Dr. Gerald Caplan, who is a columnist and expert on genocide and African studies, says countries will only intervene if it’s in their self-interest, which it’s often not. As a result, many disasters are ignored, such as past crises in Rwanda and Sudan.

“Every one of the five members of the Security Council had an interest in not intervening [in Rwanda and Sudan].”

Professor Stephen Saideman, who teaches international relations at Carleton University, says governments need some degree of self-interest to justify the costs of deploying their military forces.

“You’re just not going to get countries to spend large amounts of money and raise lots of political risks by endangering their own troops without some self-interest employed.”

Professor Weiss agrees.

“I think the humanitarian motivation has to be the dominant one, but it would be a little naïve to think that’s the only reason states do anything.”

Chomsky says Western powers have no interest in intervening in Syria, and are using the Russian Security Council veto as an excuse to do nothing.

“They don’t care about Russian vetoes. They do what they like.
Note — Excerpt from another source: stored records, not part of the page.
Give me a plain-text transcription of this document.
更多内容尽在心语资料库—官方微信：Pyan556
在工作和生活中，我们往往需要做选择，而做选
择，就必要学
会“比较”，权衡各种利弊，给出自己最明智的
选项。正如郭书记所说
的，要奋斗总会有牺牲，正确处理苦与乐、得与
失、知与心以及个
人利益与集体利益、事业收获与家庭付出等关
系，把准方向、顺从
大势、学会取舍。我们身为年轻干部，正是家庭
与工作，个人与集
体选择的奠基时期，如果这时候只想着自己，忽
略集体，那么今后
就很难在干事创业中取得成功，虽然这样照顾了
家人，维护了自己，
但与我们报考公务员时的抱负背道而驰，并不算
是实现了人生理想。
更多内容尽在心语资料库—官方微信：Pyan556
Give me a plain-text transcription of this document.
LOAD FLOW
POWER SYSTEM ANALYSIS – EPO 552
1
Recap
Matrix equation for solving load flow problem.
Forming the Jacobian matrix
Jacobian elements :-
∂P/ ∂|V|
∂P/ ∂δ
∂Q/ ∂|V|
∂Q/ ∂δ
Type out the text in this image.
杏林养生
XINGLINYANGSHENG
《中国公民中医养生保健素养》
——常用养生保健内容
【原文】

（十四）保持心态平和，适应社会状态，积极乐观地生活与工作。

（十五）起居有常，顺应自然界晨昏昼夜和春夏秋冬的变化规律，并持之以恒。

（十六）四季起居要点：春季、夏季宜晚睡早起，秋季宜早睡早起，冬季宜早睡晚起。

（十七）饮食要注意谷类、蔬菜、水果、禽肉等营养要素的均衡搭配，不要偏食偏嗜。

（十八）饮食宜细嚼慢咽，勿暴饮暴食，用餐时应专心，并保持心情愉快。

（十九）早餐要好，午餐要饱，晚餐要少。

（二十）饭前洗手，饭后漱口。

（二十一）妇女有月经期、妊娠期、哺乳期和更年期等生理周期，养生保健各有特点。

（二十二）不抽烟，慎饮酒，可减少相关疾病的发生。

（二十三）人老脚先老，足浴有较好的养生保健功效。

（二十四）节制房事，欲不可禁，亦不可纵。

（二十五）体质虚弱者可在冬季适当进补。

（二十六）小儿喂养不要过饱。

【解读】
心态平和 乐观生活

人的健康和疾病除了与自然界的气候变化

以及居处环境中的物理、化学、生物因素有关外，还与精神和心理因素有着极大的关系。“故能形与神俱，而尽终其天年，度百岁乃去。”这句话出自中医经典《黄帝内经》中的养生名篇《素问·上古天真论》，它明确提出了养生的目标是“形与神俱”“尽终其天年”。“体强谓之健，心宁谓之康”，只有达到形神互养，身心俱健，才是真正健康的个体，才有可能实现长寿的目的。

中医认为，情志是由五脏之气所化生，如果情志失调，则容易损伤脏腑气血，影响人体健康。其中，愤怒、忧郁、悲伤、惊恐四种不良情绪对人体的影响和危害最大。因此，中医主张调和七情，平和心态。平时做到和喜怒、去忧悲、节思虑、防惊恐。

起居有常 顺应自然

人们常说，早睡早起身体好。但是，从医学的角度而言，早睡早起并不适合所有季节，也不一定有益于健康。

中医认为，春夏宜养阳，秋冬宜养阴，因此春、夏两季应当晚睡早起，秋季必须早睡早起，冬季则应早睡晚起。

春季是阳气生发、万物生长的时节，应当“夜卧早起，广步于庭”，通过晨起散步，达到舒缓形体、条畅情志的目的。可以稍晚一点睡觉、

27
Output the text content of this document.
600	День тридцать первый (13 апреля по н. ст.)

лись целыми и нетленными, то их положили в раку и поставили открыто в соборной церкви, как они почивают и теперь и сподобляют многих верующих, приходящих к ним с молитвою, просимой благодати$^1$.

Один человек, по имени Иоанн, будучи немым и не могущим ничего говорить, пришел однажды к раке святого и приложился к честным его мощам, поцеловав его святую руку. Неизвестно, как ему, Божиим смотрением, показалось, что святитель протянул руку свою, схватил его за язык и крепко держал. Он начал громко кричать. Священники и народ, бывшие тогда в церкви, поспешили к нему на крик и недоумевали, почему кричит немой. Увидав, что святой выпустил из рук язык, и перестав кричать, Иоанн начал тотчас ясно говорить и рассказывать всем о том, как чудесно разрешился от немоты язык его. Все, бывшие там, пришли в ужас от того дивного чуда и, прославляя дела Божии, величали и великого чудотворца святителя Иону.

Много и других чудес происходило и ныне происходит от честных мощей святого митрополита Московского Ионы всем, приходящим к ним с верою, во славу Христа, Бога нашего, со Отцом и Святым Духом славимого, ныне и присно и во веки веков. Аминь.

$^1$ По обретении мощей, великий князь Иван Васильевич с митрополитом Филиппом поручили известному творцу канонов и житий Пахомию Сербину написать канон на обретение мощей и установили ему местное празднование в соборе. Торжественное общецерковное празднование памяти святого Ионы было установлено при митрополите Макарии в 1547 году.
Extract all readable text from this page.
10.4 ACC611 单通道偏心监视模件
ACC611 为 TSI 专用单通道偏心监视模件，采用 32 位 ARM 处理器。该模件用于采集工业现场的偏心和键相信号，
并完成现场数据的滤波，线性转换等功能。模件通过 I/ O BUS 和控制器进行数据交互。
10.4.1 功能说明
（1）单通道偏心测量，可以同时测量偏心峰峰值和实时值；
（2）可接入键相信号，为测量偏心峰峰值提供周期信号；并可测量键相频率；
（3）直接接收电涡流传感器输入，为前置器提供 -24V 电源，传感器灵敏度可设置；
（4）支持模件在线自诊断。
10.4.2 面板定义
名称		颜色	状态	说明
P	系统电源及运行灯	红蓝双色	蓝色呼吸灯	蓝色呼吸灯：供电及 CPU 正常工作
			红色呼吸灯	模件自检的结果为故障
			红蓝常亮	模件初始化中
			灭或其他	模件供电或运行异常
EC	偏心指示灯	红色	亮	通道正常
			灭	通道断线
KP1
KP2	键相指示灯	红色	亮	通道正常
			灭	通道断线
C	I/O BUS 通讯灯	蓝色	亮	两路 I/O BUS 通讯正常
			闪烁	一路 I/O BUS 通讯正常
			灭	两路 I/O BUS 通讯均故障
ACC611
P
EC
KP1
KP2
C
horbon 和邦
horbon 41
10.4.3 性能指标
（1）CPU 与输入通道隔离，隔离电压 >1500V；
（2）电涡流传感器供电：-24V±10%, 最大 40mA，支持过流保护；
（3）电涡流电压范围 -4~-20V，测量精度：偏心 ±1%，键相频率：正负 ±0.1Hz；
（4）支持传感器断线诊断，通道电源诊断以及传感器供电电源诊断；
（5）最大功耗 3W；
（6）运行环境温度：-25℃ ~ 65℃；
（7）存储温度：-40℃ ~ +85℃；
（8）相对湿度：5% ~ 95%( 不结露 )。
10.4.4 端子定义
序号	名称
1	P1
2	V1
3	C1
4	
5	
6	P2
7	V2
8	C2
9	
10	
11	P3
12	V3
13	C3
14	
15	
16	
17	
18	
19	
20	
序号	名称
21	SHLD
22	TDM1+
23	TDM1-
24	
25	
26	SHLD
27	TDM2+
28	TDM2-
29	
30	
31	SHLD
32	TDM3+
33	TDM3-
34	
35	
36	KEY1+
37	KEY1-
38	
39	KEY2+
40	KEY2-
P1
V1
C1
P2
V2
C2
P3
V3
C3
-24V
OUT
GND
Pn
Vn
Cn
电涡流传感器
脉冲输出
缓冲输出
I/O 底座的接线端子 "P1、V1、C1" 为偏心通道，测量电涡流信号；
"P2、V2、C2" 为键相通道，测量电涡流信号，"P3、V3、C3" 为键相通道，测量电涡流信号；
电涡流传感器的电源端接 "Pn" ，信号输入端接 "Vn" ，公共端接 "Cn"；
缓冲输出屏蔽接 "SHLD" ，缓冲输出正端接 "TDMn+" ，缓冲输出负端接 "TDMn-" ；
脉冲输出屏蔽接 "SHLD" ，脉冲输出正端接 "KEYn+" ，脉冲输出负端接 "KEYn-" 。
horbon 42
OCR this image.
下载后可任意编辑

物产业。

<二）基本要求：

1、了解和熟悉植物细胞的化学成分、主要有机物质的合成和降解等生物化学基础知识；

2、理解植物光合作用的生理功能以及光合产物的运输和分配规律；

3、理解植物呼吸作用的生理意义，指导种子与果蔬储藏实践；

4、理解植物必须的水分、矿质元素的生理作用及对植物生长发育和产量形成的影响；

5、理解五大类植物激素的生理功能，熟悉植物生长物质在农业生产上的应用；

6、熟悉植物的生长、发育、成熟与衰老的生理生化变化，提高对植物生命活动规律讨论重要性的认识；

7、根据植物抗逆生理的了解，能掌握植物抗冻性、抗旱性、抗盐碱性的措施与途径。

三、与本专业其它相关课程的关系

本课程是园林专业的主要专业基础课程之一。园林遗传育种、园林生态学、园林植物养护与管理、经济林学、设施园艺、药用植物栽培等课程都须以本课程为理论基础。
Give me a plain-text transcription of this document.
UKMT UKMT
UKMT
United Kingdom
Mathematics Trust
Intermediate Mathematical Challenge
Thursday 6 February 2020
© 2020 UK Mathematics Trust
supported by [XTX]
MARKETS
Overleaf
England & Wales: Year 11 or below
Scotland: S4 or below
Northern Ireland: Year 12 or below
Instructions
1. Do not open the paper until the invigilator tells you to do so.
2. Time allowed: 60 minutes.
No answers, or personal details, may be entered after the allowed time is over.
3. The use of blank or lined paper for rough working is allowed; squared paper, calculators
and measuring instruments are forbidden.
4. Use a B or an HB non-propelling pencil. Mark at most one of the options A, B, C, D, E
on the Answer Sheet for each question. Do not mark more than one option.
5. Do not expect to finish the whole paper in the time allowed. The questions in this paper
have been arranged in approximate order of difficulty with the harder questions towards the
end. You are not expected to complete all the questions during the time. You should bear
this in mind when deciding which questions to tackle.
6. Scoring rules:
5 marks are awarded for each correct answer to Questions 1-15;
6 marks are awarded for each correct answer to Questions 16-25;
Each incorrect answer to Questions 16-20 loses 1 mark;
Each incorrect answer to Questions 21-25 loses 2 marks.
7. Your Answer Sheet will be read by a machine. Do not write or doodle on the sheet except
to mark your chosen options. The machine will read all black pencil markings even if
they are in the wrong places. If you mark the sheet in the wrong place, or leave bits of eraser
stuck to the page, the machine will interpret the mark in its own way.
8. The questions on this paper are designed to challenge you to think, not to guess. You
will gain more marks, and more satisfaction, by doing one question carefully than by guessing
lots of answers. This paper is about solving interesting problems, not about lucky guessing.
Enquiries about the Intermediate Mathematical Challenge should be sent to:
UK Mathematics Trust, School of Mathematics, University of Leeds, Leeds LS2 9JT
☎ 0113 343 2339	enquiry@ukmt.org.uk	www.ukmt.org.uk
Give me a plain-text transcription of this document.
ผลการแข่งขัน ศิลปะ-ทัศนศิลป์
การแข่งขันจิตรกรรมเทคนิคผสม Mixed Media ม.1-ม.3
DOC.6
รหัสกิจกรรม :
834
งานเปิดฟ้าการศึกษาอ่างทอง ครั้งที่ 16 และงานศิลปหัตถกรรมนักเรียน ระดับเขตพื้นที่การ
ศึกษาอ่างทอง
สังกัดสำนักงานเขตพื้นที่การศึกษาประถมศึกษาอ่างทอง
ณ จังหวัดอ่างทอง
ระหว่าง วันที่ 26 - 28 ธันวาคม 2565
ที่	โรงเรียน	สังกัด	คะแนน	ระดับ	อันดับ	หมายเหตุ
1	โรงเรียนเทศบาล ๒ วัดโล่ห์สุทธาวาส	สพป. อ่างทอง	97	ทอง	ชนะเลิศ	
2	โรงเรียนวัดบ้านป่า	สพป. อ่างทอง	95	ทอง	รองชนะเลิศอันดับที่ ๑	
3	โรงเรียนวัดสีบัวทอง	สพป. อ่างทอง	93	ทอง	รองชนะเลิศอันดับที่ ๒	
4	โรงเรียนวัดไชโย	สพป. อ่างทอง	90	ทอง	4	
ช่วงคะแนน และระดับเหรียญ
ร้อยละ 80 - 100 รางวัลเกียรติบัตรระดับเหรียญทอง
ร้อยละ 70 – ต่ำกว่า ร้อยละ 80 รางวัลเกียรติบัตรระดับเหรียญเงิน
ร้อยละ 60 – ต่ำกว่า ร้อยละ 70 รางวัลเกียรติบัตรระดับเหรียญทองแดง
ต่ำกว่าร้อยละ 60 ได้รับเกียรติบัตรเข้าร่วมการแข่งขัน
They’re appealing to the Russian veto because they don’t want to do anything.”

Axworthy says there needs to be an intervention in Syria, and that it should have already happened much earlier.

“Eventually there’s going to have to be some international intervention in Syria because if Assad goes, the place is just going to break into factions,” he says. “I think the line was really crossed when the Syrian Air Force started bombing civilians, which I think is pretty intolerable.”

He says at the very least they should establish a no-fly zone.

Stephen Staples, president of the Rideau Institute, isn’t so sure.

“Our own organization has always been very sceptical of the use of armed force,” Staples says. “Right now, nothing is telling me that we should start sending CF-18s to Syria.”

One thing most commentators can agree on is that preventing violence before it happens is the most desirable outcome.

“I think there have actually been a number of successful interventions,” says Saideman. “We just don’t really notice them, because we only notice when the guns are going off, and a successful intervention’s when the guns aren’t going off.”